How many of our problems are caused by impatience? How often do we become impatient with other people, causing pain or hard feelings? Perhaps we are too preoccupied or worried about our own things to think about the needs of others, and when they come to us we are short with them. Then they become offended, and the spiritual Family hurts. How often are we impatient with our financial situation, allowing impatience to sink us in debt? Fornication: Doesn’t this come from haste? Lying: Isn’t this often linked to impulsiveness? Stealing, coveting, taking God’s name in vain: Aren’t all these sins brought on by Satan’s spirit of impatience? Doesn’t impatience make us lose faith in God to answer our prayers or to heal us?

This society has become saturated with Satan’s spirit of impatience—instant gratification. Don’t allow Satan’s society to manipulate you. If the salesman says, “It’s only good at this price for today,” then back off, seek counsel and pray about it. Don’t let others pressure you into making hasty decisions; don’t allow their haste to place you in a difficult situation. And don’t allow Satan to pressure you into being impatient with others, yourself or God.

If you impulsively decide in favor of immediate gratification, fun, excitement, ownership, or whatever it might be, you might receive a lifetime of misery, hopelessness, destruction and pain.

Evaluate some of the quagmires and troubles you may be in. Think of some of the situations in your life right now that you may wish you were free of. How many can you trace back simply to your impatience?

We need patience! Longsuffering is one of the fruits of the Spirit listed in Galatians 5. One of the definitions of longsuffering is patience. Notice that word: long suffering. Suffering means to endure distress or sustain damage. Sometimes patience means more than just waiting. It can mean “to wait or to endure for a lengthy time in distress or in damage.”

Jesus Christ has been waiting for nearly 2,000 years to begin ruling this world. In one sense, hasn’t He been waiting in distress as He sees mankind suffer continually under the deception and rule of Satan? Who is more anxious for God’s Kingdom, Jesus Christ or mankind? Jesus Christ is, of course. Yet He is patient.

Think of how longsuffering the Father and the Son are with you and me! Don’t we make mistakes and sin over and over—sometimes the same sin? Don’t we absolutely rely on God’s merciful, longsuffering patience?

We need God’s patience! We need to allow our Savior to live in us. We need to beseech God for more of His Holy Spirit in order to apply the fruits of the Spirit in our lives, including longsuffering. Proverbs 16:32 tells us, “He that is slow to anger is better than the mighty; and he that ruleth his spirit than he that taketh a city.”

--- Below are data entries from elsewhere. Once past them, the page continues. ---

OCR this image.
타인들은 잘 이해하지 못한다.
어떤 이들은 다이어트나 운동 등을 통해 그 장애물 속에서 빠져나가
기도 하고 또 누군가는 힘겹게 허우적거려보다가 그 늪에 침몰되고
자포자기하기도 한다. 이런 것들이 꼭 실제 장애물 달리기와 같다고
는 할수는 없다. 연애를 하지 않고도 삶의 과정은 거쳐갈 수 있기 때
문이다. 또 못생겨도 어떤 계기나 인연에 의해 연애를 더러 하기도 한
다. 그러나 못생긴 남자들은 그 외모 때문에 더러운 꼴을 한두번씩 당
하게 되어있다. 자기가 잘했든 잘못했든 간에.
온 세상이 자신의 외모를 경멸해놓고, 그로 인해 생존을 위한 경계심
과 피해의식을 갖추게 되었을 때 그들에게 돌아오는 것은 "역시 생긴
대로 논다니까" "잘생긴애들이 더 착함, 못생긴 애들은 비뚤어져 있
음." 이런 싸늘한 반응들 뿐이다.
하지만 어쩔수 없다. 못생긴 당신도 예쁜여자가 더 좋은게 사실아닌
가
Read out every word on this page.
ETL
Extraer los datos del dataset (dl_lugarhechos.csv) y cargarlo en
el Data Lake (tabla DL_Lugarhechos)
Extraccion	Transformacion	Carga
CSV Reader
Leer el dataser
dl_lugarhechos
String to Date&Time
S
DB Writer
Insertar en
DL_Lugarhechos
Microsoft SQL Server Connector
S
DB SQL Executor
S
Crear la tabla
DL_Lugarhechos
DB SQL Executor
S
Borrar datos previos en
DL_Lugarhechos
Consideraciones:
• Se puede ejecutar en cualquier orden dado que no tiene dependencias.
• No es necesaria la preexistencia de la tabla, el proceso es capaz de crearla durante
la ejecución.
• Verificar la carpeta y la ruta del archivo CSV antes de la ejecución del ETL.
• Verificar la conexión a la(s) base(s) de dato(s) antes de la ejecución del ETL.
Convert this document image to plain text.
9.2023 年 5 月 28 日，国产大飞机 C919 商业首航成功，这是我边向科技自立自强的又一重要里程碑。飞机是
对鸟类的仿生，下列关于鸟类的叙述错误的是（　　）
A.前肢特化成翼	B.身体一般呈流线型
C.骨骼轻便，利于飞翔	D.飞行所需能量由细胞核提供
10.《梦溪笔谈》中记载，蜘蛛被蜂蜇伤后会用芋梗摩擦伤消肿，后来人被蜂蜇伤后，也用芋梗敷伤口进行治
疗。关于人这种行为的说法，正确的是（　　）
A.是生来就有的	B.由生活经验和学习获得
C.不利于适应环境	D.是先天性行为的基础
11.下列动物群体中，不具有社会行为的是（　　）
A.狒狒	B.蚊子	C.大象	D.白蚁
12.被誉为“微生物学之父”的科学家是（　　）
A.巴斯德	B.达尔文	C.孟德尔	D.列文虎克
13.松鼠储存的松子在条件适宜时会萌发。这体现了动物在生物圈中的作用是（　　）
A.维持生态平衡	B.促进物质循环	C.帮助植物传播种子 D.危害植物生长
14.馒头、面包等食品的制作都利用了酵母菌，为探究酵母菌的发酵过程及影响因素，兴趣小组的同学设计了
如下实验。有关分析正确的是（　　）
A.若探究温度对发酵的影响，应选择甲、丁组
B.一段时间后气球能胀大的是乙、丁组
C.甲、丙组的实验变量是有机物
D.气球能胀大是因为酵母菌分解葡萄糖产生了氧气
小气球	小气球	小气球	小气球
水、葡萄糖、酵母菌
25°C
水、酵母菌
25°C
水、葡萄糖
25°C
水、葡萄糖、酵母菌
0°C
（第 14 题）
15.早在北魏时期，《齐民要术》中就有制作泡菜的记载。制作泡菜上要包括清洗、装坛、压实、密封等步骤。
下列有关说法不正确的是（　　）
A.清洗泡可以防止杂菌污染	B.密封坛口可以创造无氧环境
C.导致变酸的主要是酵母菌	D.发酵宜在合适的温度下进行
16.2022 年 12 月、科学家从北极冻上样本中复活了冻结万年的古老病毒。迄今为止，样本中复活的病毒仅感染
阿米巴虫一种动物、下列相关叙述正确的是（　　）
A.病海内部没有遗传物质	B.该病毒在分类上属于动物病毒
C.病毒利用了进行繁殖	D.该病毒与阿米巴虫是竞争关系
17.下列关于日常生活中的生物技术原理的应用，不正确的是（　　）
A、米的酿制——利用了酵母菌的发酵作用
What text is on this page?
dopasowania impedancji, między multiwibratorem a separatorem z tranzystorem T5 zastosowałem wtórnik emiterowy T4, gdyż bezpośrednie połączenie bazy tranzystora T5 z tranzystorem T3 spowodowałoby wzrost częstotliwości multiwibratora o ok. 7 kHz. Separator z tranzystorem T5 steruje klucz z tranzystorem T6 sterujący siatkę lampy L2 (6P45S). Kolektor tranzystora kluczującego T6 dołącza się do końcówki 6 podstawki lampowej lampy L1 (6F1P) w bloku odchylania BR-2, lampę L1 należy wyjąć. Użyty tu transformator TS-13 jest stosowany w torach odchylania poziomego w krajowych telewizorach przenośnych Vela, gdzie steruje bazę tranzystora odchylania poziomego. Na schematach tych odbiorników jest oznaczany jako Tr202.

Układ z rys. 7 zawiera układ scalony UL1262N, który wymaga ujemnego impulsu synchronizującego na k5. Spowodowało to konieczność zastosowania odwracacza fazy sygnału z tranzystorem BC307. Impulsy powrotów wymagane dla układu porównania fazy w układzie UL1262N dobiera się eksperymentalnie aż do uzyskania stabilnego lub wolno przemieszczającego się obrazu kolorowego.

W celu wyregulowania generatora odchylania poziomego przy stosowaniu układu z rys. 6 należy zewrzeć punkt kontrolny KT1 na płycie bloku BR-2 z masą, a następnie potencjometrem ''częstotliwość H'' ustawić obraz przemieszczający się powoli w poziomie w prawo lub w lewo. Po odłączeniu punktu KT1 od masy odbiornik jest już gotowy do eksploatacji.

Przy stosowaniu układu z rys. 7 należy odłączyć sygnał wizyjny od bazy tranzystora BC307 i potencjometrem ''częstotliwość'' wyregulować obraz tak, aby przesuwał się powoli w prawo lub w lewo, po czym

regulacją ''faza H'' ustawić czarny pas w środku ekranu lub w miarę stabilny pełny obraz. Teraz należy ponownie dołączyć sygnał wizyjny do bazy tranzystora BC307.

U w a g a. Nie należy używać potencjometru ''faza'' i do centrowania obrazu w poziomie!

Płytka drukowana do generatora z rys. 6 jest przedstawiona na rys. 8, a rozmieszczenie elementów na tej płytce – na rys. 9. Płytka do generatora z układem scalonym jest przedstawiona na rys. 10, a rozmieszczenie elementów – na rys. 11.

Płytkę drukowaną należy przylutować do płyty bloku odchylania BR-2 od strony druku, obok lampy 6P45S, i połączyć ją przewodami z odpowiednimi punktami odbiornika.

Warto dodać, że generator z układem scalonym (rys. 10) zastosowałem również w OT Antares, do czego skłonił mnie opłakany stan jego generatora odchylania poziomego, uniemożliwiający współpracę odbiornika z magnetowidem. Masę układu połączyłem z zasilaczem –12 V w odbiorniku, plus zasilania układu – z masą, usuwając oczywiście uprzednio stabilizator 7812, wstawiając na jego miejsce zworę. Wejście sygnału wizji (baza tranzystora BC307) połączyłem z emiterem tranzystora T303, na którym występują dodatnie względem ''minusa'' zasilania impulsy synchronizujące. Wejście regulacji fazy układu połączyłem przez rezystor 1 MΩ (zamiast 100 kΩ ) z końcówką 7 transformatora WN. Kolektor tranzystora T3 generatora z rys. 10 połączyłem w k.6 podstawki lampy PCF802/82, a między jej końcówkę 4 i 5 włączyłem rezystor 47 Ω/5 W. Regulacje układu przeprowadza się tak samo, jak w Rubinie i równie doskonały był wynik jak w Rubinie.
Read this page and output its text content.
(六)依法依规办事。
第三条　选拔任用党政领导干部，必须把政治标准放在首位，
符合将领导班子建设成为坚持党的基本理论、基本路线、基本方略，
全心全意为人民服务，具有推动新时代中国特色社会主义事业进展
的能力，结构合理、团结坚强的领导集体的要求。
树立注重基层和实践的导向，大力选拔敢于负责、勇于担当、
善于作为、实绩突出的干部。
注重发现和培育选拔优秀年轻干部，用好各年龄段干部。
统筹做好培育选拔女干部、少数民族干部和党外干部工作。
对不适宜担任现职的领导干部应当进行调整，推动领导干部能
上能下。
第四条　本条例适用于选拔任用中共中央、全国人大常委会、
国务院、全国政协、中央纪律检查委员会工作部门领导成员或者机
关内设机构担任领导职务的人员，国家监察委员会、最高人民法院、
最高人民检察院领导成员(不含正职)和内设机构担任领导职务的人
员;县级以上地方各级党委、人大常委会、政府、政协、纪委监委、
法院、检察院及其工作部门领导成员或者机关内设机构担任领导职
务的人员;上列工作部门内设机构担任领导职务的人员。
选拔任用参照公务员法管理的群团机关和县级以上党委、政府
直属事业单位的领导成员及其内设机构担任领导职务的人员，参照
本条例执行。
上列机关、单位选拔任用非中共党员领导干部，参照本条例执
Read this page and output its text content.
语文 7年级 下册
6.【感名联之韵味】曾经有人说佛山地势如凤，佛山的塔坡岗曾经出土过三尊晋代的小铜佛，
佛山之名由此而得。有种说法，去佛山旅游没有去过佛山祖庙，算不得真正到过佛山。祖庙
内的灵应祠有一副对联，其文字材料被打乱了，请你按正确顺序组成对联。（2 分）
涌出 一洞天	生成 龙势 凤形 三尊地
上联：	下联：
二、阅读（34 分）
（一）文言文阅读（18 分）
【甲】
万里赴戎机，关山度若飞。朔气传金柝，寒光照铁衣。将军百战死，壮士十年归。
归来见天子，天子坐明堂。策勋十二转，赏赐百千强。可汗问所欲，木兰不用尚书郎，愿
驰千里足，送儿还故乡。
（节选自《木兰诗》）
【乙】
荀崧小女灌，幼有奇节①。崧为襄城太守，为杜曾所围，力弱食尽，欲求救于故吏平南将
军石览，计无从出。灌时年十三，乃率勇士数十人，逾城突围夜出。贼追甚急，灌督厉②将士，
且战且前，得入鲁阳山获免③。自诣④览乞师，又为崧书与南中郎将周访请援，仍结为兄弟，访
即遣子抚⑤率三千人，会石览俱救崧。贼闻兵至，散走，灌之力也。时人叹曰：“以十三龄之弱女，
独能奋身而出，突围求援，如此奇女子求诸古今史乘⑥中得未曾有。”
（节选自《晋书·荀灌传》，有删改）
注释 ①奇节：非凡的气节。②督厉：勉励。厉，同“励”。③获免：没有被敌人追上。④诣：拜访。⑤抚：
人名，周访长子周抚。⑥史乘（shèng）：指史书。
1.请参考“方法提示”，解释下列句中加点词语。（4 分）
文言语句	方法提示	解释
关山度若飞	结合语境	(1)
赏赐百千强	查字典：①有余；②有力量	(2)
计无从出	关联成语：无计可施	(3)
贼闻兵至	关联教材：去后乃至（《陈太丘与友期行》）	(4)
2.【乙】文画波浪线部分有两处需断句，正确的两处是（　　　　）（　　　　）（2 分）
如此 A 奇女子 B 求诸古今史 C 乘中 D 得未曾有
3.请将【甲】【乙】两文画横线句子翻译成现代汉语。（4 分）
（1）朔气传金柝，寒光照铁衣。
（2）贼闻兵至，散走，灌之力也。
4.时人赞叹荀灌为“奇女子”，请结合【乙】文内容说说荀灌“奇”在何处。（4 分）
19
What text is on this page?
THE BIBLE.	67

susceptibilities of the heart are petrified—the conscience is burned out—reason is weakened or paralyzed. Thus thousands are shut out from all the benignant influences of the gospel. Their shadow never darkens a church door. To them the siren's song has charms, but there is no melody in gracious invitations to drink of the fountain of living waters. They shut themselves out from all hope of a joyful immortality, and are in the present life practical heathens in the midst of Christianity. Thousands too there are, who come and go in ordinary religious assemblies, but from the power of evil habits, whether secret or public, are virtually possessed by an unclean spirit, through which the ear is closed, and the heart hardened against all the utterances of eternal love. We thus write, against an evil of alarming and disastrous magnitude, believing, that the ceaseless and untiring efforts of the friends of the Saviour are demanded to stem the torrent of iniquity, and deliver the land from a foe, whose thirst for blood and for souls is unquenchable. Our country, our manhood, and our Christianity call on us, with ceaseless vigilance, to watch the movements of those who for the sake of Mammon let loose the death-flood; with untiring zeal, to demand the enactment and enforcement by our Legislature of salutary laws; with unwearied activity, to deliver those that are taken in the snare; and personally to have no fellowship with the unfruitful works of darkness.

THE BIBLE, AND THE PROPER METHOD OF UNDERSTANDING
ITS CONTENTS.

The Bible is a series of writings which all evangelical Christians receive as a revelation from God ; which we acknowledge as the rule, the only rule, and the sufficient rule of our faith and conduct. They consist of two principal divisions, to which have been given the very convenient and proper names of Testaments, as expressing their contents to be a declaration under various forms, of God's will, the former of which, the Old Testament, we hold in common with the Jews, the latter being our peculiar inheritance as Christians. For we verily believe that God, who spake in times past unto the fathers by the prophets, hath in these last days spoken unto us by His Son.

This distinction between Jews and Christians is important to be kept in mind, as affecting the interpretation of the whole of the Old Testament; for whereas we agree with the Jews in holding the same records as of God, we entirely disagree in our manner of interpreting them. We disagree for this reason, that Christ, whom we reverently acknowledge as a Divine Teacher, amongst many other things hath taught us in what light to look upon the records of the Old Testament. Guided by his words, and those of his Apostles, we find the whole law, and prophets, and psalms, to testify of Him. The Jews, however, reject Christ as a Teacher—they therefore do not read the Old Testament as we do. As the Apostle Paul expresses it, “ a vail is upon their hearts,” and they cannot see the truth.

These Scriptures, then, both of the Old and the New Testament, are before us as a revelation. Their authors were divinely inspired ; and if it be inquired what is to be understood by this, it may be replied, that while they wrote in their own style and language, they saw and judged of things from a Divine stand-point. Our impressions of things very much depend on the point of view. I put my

All too often, we see the immediate choice as the appealing one that looks mighty pleasurable—even irresistible. We don’t reason with God, we just do it. When you study God’s Word, notice how often tragic results have come from rash, impulsive, impatient decisions. God loves those who can govern their spirit. We will find ourselves in some trying situations at times. Will we skip impatiently to a carnal reaction? Or will we have the patience of Jesus Christ living in us?

Without the consent of Jesus, the sons of thunder did not have the power to bring fire down from heaven. But what if they had? Soon, they will have that power. And so will we. God wants to make sure that we will use it properly. That is why Jesus rebuked James and John sharply: to purge out that spirit of impatience that we all have. Patience is a characteristic a God must have, and James and John are going to be Gods. We have that same opportunity! So let’s grow in patience.